Os beagles e a demanda por afeto na cidade


No início do século XX, o sociólogo alemão Georg Simmel escreveu um dos mais célebres ensaios da história da sociologia, entitulado “A Metrópole e a Vida Mental”. O grande mérito desse ensaio foi levantar questões que iam além de sua época, mostrando como as intensas forças sociais existentes na cidade fazem com que, paradoxalmente, as pessoas sejam mais individualistas, convivendo em um ambiente mais impessoal, como uma espécie de afirmação em um ambiente que suprime o indivíduo. Esse trecho reume bem o que ele quis dizer em seu ensaio:

“Os mesmos fatores que assim redundaram na exatidão e precisão minuciosa da forma de vida redundaram também em uma estrutura da mais alta impessoalidade; por outro lado, promoveram uma subjetividade altamente pessoal Não há talvez fenômeno psíquico que tenha sido tão incondicionalmente reservado a metrópole quanta a atitude blasé..” SIMMEL, 1979, p. 15

No entanto, o mundo mudou muito desde o início do século XX. O desenvolvimento de artefatos técnicos que permitiram a industrialização em massa, e, depois, a popularização das tecnologias da informação, acabaram fazendo com que esse individualismo impessoal e essa postura blasé se espalhasse não apenas pelas cidades, mas por praticamente todos aqueles que contam com acesso, em alguma medida, às diversas tecnologias de informação existentes.

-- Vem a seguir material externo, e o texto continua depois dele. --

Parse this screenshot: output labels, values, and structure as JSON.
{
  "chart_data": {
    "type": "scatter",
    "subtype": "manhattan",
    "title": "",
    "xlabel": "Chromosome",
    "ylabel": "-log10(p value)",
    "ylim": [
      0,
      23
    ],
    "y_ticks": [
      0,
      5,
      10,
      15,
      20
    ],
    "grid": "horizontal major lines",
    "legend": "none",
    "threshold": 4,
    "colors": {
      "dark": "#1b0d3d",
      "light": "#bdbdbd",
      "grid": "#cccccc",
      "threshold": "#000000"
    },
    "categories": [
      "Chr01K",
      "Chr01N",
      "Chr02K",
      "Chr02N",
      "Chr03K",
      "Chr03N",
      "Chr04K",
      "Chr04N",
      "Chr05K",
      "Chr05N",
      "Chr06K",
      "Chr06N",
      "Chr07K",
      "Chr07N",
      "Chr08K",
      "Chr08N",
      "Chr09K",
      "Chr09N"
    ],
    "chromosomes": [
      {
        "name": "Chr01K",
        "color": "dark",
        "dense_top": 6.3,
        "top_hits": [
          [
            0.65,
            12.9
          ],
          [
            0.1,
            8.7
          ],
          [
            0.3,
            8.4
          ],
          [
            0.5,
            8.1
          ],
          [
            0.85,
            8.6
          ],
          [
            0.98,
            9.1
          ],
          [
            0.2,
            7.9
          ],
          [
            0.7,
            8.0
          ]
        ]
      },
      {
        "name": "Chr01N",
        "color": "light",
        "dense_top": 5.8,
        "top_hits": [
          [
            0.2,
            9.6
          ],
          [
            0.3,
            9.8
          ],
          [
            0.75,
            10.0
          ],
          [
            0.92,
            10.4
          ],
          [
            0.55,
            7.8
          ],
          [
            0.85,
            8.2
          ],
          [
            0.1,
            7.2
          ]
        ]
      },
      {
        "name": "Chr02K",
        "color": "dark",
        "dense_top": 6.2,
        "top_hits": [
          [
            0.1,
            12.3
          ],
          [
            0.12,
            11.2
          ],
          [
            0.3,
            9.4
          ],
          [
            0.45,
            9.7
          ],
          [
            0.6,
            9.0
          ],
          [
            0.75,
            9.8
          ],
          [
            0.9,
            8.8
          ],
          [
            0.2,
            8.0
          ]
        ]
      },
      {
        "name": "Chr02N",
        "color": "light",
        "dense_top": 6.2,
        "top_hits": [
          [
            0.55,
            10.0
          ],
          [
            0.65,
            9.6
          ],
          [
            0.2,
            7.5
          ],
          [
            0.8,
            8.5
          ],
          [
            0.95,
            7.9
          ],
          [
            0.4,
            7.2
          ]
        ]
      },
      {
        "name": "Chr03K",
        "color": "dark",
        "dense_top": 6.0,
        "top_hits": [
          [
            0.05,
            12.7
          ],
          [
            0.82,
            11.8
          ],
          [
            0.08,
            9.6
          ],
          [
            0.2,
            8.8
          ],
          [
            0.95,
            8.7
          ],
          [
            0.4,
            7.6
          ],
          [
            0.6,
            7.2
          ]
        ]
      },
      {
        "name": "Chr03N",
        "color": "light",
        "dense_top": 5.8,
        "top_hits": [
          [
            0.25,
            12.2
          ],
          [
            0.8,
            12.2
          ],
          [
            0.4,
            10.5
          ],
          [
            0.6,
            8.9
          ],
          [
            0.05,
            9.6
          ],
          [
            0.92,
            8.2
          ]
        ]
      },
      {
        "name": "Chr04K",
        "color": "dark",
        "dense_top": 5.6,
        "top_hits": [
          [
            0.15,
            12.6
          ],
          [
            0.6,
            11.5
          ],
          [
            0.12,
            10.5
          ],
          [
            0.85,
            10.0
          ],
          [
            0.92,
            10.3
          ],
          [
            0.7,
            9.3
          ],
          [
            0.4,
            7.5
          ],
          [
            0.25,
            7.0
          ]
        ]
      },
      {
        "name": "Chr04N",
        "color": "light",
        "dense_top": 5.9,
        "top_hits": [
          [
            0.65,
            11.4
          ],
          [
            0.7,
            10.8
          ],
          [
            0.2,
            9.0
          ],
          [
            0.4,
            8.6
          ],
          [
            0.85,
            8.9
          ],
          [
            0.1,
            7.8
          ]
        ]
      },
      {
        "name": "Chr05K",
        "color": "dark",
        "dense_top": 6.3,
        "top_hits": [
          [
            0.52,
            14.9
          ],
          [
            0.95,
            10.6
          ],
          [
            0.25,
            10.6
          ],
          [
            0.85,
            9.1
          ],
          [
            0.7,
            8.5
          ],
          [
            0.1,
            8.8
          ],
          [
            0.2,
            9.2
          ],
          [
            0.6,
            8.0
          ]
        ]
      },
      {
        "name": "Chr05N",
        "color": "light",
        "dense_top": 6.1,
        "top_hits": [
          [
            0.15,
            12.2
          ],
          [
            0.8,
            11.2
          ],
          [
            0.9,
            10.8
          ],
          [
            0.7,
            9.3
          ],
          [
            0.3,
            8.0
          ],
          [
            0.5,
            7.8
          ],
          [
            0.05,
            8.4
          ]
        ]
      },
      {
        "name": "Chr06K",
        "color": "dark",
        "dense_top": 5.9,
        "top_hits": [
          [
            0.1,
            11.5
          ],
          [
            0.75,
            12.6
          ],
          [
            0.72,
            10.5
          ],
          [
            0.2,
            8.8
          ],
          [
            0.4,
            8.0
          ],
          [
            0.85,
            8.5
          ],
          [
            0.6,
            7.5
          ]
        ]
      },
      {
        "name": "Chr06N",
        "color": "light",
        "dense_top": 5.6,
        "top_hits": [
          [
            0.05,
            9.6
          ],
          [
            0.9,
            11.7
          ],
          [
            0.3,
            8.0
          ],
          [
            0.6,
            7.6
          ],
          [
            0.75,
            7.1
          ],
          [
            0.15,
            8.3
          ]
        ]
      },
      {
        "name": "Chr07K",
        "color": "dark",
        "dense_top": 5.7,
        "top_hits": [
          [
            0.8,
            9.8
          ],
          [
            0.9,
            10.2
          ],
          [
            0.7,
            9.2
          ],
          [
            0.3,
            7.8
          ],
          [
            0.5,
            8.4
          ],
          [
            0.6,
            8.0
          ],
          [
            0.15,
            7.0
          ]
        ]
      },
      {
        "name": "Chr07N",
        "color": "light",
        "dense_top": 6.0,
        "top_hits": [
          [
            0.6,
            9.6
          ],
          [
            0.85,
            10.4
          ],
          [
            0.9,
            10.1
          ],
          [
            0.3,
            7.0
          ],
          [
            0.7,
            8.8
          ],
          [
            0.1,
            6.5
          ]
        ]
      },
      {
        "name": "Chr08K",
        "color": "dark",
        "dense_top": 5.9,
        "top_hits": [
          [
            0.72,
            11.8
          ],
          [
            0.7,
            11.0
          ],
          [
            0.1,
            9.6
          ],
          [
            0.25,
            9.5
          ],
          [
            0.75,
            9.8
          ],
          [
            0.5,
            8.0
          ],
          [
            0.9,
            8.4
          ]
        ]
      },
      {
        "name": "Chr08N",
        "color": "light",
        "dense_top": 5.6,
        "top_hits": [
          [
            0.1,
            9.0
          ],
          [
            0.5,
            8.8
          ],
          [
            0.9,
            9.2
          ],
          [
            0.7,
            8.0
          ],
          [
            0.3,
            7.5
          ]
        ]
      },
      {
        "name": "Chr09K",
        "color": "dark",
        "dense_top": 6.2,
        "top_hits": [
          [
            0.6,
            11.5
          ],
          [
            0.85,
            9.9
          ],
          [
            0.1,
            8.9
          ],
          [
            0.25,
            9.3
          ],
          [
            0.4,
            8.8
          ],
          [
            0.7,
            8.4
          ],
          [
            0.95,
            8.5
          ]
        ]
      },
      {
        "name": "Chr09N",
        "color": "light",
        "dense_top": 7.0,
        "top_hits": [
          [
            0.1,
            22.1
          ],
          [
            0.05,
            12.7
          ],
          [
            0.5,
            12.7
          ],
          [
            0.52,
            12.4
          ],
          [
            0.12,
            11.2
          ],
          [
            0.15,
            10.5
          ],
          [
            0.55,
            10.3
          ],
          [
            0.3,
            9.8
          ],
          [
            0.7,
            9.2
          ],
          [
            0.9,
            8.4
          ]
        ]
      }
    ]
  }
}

Dito isto, atentemo-nos aos fatos da última semana, mais especialmente a invasão do Instituto Royal, no último dia 18, por ativistas dos direitos dos animais, para o resgate de cerca de 200 cachorros da raça beagle, sob a justificativa de que o instituto estaria cometendo maus tratos aos animais.

A intenção aqui não é fazer um julgamento sobre “quem está certo” ou “quem está errado”. Mesmo porque esse tipo de assunto promove reações passionais desmedidas e a coisa que menos acrescenta a uma discussão é aquele monte de comentários “meu Deus, melhor texto que li na vida” ou “que lixo, é o pior texto que já li”.

A história da domesticação de animais é muito rica. Há registros arqueológicos de domesticação de cães há cerca de 18 mil anos, mas técnicas baseadas na leitura do genoma das espécies sugerem que muito antes disso os homens já utilizavam esses animais como ajudantes em caçadas e na proteção contra inimigos naturais.

No entanto, nos últimos 150 anos, a domesticação de animais atingiu um patamar completamente diferente. A ascensão de uma classe média relativamente bem remunerada na Europa, nos EUA, na Oceania e, posteriormente, na América Latina, na Ásia e até na África*, com necessidades e hábitos de consumo próprios, fez com que a domesticação de animais não fosse mais utilizada apenas com enfoque utilitarista, como para proteção ou para fornecimento de comida. E então os animais de estimação foram popularizados.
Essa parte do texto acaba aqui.